The Montara oil spill was the third worst by volume in Australia's history and the worst from offshore oil production.

In 2002, 61-year-old Albert Ngguse was one of the villagers from Tablolong in East Nusa Tenggara who began farming seaweed, which is exported and used in agar, a cooking ingredient, and carrageenan, a seaweed-derived thickening agent used in many products.

"Because of seaweed you could say our village was rich – before that we were simple fishermen," Mr Ngguse told Fairfax Media.

With each harvest, Mr Ngguse said he could produce four to six tonnes of seaweed, which he sold for 22500 IDR (about $2.25 a kilogram.) "I could earn hundreds of millions of rupiah each year," he said.

Tablolong Village secretary Mester E. Bessie said 537 tonnes of seaweed was harvested in 2008. The year after the oil spill – 2010 – it dropped to 13 tonnes.

Mr Ngguse went back to fishing. "But the fishes are gone too. Nothing like before. For three years after the spill I suffered a skin condition. At first it itched, then it turned red like a burn scar, when the skin breached, the liquid inside it spread and the itchiness spread. I got it all over my body, excuse me, other than my private parts it was all over my body."

Coordinating Minister for Maritime Affairs, Luhut Pandjaitan, told Fairfax Media last month: "The money will go to the ground, to the people, to fix the area, especially the seaweed area. It is very important."

"The people of the area are victims of this oil spill, they have to get compensation because it has been seven years with so far no support or help from this company,"

In a letter seen by Fairfax Media, the Deputy for Coordination on Maritime Sovereignty, Arif Havas Oegroseno said the President of Indonesia was giving special attention to the case.

"Numerous attempts made by the Indonesian government, ie conducting various meetings to request compensation and by setting up an independent commission bear no fruit whatsoever because PTTEP shows no goodwill to resolve the problem," Mr Havas wrote in the February 3 letter.

"The company has a poor track record in handling oil spill cases in the sea, with those affected by a similar case in Rayong in 2013 getting no compensation at all."

(In July 2013, a pipeline owned by PTT subsidiary PTT Global Chemical, burst while oil was being transferred from an undersea well to a tanker in the Gulf of Thailand.)

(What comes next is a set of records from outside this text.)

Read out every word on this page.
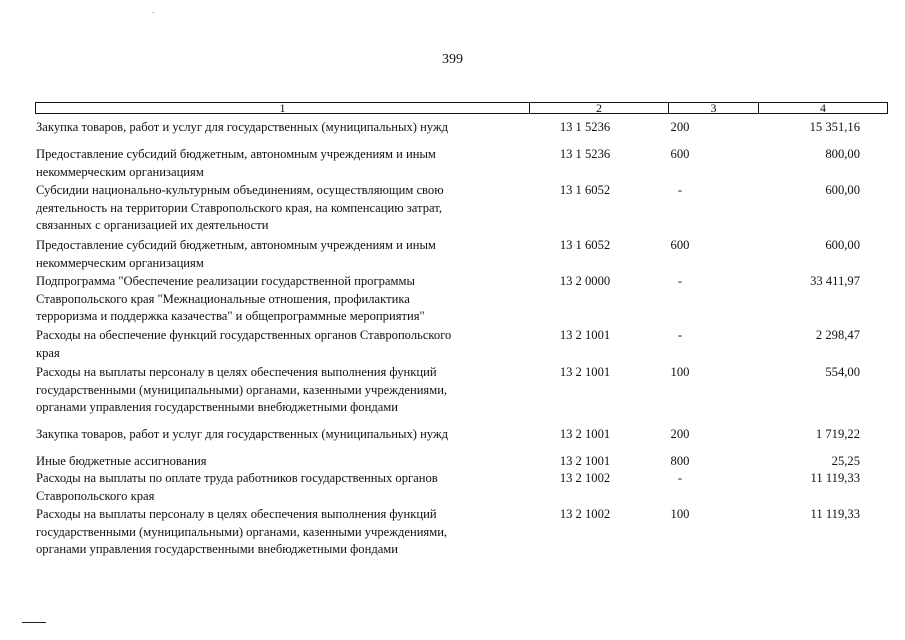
399
1	2	3	4
Закупка товаров, работ и услуг для государственных (муниципальных) нужд	13 1 5236	200	15 351,16
Предоставление субсидий бюджетным, автономным учреждениям и иным
некоммерческим организациям
13 1 5236	600	800,00
Субсидии национально-культурным объединениям, осуществляющим свою
деятельность на территории Ставропольского края, на компенсацию затрат,
связанных с организацией их деятельности
13 1 6052	-	600,00
Предоставление субсидий бюджетным, автономным учреждениям и иным
некоммерческим организациям
13 1 6052	600	600,00
Подпрограмма "Обеспечение реализации государственной программы
Ставропольского края "Межнациональные отношения, профилактика
терроризма и поддержка казачества" и общепрограммные мероприятия"
13 2 0000	-	33 411,97
Расходы на обеспечение функций государственных органов Ставропольского
края
13 2 1001	-	2 298,47
Расходы на выплаты персоналу в целях обеспечения выполнения функций
государственными (муниципальными) органами, казенными учреждениями,
органами управления государственными внебюджетными фондами
13 2 1001	100	554,00
Закупка товаров, работ и услуг для государственных (муниципальных) нужд	13 2 1001	200	1 719,22
Иные бюджетные ассигнования	13 2 1001	800	25,25
Расходы на выплаты по оплате труда работников государственных органов
Ставропольского края
13 2 1002	-	11 119,33
Расходы на выплаты персоналу в целях обеспечения выполнения функций
государственными (муниципальными) органами, казенными учреждениями,
органами управления государственными внебюджетными фондами
13 2 1002	100	11 119,33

PTTEP Australasia would not comment before independently verifying the lawsuit had been filed.

However it has stated previously that based on extensive independent scientific research overseen by the Australian government, no oil from Montara reached the shores of Indonesia and that no long-term damage was done to the environment in the Timor Sea.

The studies, the largest body of research ever undertaken into the Timor Sea environment, according to a spokesman, are publicly available through both Australia's Department of the Environment and PTTEP Australasia websites.

The 2010 Montara Commission of Inquiry, which had nearly all the powers of a Royal Commission, found "the way that PTTEPAA operated the Montara Oilfield did not come within a 'bulls roar' of sensible oilfield practice".

Commissioner David Borthwick said it was unlikely the full environmental consequences of the blowout would ever be known.

"The evidence before the Inquiry indicated that hydrocarbons did enter Indonesian and Timor Leste waters to a significant degree," the report said.